Sunday Times 2
Mortality and morbidity from unsafe abortions in Sri Lanka
Births, abortions and deaths have been part and parcel of what is happening in the human race since its beginning. Deaths we can’t prevent. During the last century with the advancement of medical knowledge, deaths from childbirth have been brought down to one-digit figures per 100,000 births, in the developed world. Sri Lanka is still lagging behind, with 32 deaths per 100,000 births in 2015 and we are unable to bring down the rate to that of countries such as in Singapore due to unsafe illegal abortions. Abortions take third place in the list of maternal mortality in the country. Why is this so??
In Sri Lanka, abortions have been criminalised by the British in 1883 by an archaic and antiquated Ceylon Penal Code which is still effective. Whereas, all developed countries have legalised abortions and made them safe for over 50 years, and thus brought down the deaths to almost zero. This, I consider, is a great achievement in view of the reproductive health and welfare of women. No country will be able to make births 100 percent safe. There will always be maternal deaths. It is unfortunate that Sri Lanka’s opinion leaders have not yet realised what obstetricians in other countries have achieved.
We have around 320 members in our specialty in this country. From a medical point of view, we, the obstetricians and gynaecologists, are the sole custodians of the reproductive health and welfare of women and we are duty bound to look after them, with tender loving care. We agree that abortion is evil, but millions of people are killed in this world for which there is no solution. I would like to ask a question. Which is more evil, and a bigger tragedy — the death of a 30-year-old young healthy mother with two or three children dying after complications of an unsafe abortion or the termination of an unwanted pregnancy, illegally and unsafely? It is obvious to anybody that the first is a much greater tragedy and evil than the second. Therefore, the developed countries have discarded anti-abortion laws and legalised abortion by choosing the lesser of the two evils.

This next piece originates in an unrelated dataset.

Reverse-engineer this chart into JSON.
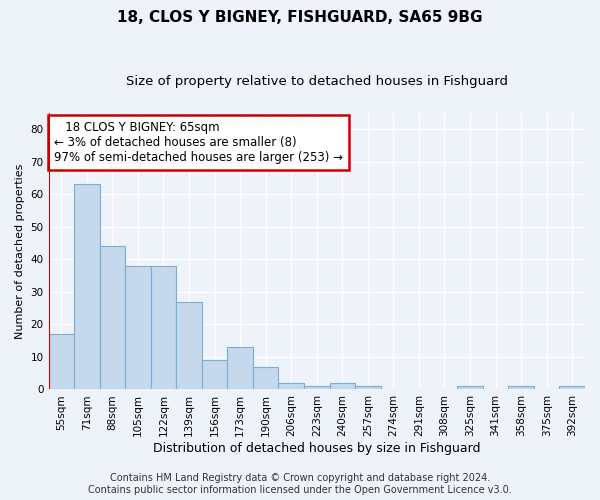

What will you do if your only unmarried 16-year-old daughter becomes pregnant? I have had in my private practice many parents coming to me with this problem. Am I to ask them to send the child to an institution where unwed mothers are looked after for nine months and the child is given up for adoption after delivery and the mother returns home — or will I tell them to opt for a safe abortion in a country like Singapore where abortion is legal, thereby, safeguarding the parents and the child, who can get back to school within one week as if nothing has happened.
What do you think will be the future of the child who went to an institution for nine months and then returns to the school after that? It is obvious that the child will be ridiculed by classmates and teachers and she will commit suicide due to severe mental upset and depression and the parents will lose their only daughter.
I am the oldest living obstetrician in the country and have seen a large number of women dying in our wards from severe bleeding and infection following unsafe illegal abortions, performed by quacks, fleecing our women, when these can be performed legally and safely at state hospitals. We have over a thousand births a day and probably an equal number of unsafe abortions, based on various surveys carried out in the country. Around 10 percent of these are unmarried young women.
All these years no one made a hue and cry about these unsafe abortions, till the issue of legalising abortions came up recently. Obviously, the religious authorities never thought anything wrong with the killings of the foetuses and the deaths of mothers following abortions. Why is it that there is such a hue and cry when the Government wants to bring legislation to legalise abortions and make it safe in our country and bring down the deaths due to abortion to zero like in Britain?
If we don’t legalise abortions, it would be the illegal abortionist who would be most happy to carry out his trade without any hindrance from the religious authorities or the State, because the religious leaders in this country are unknowingly supporting the abortionist to carry out their trade and fleece the poor women of their hard earned money and killing some of these women and causing permanent disability to their future reproductive health, for which we as gynecologists are very much responsible in this country.
I would like to end this article with two quotes –“No law that has ever been passed and no law that ever will ever be passed can prevent a determined woman from trying to end an unwanted pregnancy. Society and hospitals must accept their role in keeping women safe in that process.” – John J Sciarra, Emeritus Professor of Obstetrics and Gynaecology, past president of FIGO (2013).
“If one does not support legal abortion, indirectly one supports illegal abortion to thrive.” S. Arulkumaran (2017), Emeritus Professor of Obstetrics and Gynaecology and Past President of the RCOG, BMA and FIGO.
I hope I have convinced the readers enough as to “why abortions should be legalised”.